In an article recently posted to the Meta Research website, researchers introduced segment anything model 2 (SAM 2), a transformer-based model with streaming memory for real-time video segmentation. By leveraging a user-interactive data engine, SAM 2 achieved superior performance with 3× fewer interactions in video tasks and 6× faster image segmentation than its predecessor. They released the model, dataset, and an interactive demo to advance video segmentation and related tasks.
Related Work
Past work in image segmentation includes the SAM, which enabled flexible, zero-shot segmentation with various prompts and has been extended by methods like high-quality SAM (HQ-SAM) and efficiency-focused models such as efficientSAM and mobileSAM.

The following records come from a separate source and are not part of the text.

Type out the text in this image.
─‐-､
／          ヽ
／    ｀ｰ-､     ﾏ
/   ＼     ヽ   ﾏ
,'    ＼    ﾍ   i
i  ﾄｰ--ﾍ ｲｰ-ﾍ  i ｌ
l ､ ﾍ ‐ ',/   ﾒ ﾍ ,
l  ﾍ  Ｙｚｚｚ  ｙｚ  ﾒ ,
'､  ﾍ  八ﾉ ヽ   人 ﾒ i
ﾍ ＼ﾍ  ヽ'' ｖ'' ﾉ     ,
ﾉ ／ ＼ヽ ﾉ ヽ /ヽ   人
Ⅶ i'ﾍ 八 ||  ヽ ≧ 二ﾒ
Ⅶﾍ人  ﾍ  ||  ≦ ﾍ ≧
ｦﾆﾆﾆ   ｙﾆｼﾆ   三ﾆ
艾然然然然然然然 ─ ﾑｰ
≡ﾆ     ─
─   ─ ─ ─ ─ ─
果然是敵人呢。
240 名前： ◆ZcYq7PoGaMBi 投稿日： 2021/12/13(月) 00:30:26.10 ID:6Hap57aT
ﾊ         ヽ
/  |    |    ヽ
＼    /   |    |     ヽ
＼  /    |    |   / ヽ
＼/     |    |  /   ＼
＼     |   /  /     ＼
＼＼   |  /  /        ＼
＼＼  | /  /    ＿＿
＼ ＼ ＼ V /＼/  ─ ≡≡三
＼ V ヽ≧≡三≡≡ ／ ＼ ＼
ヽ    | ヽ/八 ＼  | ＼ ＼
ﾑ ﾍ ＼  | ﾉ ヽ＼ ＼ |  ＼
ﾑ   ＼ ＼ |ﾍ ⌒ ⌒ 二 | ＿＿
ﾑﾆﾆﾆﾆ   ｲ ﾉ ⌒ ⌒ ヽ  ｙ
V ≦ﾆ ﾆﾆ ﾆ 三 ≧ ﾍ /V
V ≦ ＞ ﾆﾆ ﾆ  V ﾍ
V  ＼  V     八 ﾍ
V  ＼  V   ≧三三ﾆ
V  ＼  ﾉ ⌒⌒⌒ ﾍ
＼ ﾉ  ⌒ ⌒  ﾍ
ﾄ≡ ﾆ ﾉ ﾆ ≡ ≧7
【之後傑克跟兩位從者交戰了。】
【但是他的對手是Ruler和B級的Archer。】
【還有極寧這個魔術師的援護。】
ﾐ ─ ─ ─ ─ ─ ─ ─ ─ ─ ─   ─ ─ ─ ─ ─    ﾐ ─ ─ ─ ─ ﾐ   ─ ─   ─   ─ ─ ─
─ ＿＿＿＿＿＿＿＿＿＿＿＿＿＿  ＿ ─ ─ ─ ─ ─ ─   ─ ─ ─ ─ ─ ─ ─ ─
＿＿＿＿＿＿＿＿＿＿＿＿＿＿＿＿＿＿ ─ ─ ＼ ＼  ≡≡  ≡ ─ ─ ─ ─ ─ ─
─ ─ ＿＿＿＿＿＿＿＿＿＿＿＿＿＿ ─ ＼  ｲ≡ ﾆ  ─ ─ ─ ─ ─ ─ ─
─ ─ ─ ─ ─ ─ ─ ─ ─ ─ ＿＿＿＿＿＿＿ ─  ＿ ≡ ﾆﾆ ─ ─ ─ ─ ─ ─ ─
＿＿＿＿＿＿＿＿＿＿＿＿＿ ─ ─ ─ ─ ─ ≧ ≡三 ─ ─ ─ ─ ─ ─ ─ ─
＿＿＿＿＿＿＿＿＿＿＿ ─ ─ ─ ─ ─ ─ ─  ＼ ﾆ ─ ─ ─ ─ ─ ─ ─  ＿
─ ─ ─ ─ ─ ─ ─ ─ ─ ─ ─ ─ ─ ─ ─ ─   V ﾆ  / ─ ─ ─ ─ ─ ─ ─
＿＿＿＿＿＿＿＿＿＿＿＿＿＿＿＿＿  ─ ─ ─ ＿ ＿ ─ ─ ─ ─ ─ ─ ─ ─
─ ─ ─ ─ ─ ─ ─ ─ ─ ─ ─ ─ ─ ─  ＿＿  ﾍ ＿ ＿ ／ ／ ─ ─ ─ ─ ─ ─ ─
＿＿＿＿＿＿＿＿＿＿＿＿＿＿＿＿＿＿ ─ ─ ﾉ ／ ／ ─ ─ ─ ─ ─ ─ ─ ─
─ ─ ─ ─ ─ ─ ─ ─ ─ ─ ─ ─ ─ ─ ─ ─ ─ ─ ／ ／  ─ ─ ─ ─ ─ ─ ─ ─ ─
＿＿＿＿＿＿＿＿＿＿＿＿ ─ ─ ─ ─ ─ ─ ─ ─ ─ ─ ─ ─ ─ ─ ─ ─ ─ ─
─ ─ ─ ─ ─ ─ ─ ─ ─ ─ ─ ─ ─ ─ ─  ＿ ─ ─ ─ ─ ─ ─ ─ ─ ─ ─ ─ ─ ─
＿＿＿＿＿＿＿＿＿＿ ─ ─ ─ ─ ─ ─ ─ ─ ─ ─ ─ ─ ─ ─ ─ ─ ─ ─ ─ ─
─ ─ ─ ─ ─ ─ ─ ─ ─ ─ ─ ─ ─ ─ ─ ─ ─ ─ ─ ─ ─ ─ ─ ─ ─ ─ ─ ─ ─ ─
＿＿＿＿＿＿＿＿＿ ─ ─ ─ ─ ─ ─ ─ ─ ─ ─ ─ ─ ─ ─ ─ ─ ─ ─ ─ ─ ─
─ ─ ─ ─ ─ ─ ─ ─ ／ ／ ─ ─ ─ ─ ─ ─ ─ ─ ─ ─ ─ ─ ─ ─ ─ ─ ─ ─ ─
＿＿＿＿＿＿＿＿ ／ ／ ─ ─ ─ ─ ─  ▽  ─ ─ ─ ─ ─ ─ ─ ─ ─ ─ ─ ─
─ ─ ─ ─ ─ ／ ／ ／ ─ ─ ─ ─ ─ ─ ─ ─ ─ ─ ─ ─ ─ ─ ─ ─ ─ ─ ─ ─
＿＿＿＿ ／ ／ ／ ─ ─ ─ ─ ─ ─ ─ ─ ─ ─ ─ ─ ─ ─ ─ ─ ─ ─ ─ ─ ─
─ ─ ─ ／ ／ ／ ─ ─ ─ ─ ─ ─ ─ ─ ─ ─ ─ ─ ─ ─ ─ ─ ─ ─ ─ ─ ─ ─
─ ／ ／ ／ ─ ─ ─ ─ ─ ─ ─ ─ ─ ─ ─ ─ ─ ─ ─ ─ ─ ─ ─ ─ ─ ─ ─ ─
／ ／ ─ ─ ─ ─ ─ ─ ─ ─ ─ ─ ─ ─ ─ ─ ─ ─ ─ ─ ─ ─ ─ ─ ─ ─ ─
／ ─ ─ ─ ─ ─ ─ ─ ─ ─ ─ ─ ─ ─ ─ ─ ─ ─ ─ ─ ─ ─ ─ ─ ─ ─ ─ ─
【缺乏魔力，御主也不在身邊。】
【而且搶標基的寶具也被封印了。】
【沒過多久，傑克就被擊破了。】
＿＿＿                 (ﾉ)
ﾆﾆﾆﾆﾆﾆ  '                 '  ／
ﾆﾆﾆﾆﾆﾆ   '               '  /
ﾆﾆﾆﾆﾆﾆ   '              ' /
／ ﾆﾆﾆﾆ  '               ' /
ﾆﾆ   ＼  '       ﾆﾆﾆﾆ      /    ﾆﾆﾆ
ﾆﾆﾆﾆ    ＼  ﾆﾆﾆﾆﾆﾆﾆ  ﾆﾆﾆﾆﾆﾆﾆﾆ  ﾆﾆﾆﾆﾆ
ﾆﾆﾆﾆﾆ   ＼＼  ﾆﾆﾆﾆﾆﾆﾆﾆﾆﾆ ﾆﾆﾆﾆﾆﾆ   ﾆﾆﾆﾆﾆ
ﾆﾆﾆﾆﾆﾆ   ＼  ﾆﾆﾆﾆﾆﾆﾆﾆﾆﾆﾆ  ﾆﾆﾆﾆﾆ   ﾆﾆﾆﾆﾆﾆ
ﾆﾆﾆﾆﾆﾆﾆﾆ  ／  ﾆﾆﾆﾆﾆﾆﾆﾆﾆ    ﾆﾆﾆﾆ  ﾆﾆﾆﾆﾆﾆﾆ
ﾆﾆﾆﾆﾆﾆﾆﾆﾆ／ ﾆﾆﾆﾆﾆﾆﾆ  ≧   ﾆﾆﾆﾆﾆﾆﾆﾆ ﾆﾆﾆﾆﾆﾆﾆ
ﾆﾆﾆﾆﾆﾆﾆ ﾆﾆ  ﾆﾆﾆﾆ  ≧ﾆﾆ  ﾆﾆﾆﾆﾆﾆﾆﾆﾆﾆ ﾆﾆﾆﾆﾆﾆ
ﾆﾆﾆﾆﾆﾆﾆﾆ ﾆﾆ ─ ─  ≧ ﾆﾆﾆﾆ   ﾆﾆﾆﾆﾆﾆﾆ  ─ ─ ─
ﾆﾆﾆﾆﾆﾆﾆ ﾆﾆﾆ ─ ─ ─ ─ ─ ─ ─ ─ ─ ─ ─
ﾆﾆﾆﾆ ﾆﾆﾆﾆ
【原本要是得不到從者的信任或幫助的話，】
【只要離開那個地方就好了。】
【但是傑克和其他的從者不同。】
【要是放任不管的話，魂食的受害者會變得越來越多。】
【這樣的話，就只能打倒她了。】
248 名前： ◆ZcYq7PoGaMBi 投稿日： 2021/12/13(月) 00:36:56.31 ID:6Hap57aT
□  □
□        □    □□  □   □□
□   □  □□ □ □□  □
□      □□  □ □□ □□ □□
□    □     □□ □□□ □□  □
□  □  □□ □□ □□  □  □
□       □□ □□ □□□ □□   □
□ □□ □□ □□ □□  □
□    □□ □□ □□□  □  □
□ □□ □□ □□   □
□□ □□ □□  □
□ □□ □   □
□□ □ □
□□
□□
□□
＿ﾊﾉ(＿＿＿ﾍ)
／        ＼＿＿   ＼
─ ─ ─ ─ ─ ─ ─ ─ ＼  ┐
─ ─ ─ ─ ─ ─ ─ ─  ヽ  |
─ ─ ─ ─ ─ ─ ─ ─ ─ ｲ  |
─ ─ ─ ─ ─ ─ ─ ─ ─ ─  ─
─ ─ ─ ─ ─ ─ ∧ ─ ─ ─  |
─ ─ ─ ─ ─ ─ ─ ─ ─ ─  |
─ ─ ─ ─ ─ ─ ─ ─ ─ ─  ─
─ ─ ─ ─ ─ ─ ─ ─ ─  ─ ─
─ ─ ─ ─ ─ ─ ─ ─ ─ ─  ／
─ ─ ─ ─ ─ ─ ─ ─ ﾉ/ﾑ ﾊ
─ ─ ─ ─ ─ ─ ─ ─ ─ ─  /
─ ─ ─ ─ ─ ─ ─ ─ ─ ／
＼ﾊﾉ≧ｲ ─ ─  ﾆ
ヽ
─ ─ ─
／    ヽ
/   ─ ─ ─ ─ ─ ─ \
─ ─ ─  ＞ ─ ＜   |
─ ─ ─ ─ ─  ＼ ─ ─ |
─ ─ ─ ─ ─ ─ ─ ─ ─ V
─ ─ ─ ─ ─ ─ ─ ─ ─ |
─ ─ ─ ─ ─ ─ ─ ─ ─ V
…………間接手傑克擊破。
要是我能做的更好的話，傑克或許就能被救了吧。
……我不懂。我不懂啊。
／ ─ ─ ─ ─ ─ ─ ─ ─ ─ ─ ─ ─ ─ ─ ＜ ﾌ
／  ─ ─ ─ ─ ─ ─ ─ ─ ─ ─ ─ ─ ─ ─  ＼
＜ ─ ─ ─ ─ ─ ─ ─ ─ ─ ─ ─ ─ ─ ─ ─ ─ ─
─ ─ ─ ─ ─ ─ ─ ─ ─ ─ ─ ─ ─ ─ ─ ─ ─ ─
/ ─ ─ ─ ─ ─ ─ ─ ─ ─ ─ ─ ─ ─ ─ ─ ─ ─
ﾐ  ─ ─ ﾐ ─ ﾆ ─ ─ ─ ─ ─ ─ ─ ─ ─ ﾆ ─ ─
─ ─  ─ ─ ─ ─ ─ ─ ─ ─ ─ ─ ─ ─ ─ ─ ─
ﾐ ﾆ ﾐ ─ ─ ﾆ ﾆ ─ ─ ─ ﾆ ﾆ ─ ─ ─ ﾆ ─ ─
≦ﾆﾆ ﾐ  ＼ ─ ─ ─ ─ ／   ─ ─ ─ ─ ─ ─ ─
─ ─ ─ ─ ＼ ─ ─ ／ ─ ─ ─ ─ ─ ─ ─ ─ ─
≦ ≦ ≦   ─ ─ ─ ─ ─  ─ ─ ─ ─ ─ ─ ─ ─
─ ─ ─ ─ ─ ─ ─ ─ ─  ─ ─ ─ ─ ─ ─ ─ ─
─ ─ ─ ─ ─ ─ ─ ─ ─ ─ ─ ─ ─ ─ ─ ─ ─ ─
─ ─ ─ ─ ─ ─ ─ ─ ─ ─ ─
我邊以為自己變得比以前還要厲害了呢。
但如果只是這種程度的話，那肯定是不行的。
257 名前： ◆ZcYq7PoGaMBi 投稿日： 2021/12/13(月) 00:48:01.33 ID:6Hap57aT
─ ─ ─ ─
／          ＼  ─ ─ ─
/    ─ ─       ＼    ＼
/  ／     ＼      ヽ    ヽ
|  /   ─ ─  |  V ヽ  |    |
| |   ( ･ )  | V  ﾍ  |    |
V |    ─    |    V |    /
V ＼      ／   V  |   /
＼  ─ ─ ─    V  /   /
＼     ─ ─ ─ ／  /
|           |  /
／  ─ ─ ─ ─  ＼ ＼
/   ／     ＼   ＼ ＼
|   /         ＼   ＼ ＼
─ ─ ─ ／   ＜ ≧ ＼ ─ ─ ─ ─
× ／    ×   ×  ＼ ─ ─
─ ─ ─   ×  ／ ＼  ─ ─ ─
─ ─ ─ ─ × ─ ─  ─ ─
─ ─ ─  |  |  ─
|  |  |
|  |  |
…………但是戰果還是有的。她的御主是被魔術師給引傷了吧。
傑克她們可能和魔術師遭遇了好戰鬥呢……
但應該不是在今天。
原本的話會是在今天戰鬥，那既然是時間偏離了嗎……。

Interactive video object segmentation (VOS) has evolved with user input methods to propagate masks across frames, including graph-based optimization and modular designs. Semi-supervised VOS relies on initial frame masks and has seen advancements in neural network-based approaches and vision transformers.
Model Overview
The model extends SAM to handle image and video inputs by integrating a memory-based approach for real-time processing. SAM 2 uses point, box, and mask prompts on individual frames to define object boundaries and refines masks iteratively. Unlike SAM, SAM 2 leverages memories from past predictions and prompted frames, including those from future frames, to enhance its segmentation capabilities.
The architecture includes an image encoder for generating feature embeddings, memory attention for conditioning current frame features on past frames and prompts, and a prompt encoder and mask decoder like SAM’s but with added components to handle frame ambiguities and occlusions.
The memory encoder and memory bank manage past predictions and prompts, while training involves simulating interactive prompting on image and video data to predict ground-truth masklets sequentially.
Data Collection
To enable comprehensive video segmentation, a large and diverse dataset, segmentation anything in video (SA-V), was developed through a multi-phase data engine. Initially, SAM was used for per-frame annotations, yielding high-quality masks but with a slower annotation process (37.8 seconds per frame).
The second phase introduced SAM 2, which sped up the process to 7.4 seconds per frame by temporally propagating masks and collecting 63.5K masklets. In the final phase, the fully featured SAM 2 was employed, integrating various prompts and temporal memory, which reduced the annotation time to 4.5 seconds per frame and resulted in the collection of 197.0K masklets.
The data engine phases resulted in a dataset of 50.9K videos with 642.6K masklets featuring diverse scenes and object types. The dataset includes manually annotated and automatically generated masklets to enhance coverage and identify model failures. With significantly more annotations than existing datasets, the SA-V dataset is split into training, validation, and test sets to cover challenging scenarios, ensuring robustness in video segmentation tasks.
SAM 2 Advancements
In evaluating SAM 2's performance on zero-shot video and image tasks, SAM 2 demonstrates notable improvements over previous methods. For video tasks, SAM 2 was tested in both offline and online settings for promptable video segmentation, using up to 3 clicks per frame.
Results showed that SAM 2 outperformed the previous baselines, SAM cross memory enhancement++ (SAM+XMem++), and SAM contrastive universe training for improved efficiency (SAM+Cutie), with significant gains in junction and feature (J&F) accuracy. SAM 2 achieved superior segmentation accuracy across 9 datasets, indicating its ability to provide high-quality video segmentation with fewer interactions. SAM 2 again surpassed previous methods in the semi-supervised VOS setting, showing enhanced performance with various prompts, including clicks, bounding boxes, and ground-truth masks.
SAM 2 was assessed across 37 zero-shot datasets on the image segmentation front, achieving higher average mIoU scores than its predecessor SAM. This improvement is attributed to the more effective Hiera image encoder used in SAM 2, resulting in faster processing speeds.
Integrating SA-1B and video data in training further boosted accuracy, particularly on video benchmarks and new datasets. SAM 2 excelled in interactive and non-interactive settings, reflecting its robust capability in handling a diverse range of segmentation tasks.
Ablation studies on SAM 2's design choices highlight the impact of training data mix, quantity, and quality on performance. Training on diverse datasets, including VOS and SA-1B, yielded the best results. Increasing data quantity consistently improved performance, with optimal results achieved using a mix of all available datasets.
Quality filtering strategies, such as using the most edited masklets, also enhanced performance but did not surpass using the full dataset. These findings underscore the importance of a well-rounded and high-quality training dataset in achieving superior segmentation results.
Conclusion
To sum up, SA evolved into the video domain by extending promotable segmentation, integrating memory capabilities into the SAM architecture for video, and utilizing the diverse SA-V dataset for training and benchmarking. SAM 2 marked a significant advancement in visual perception, with contributions serving as milestones that propelled further research and applications in the field.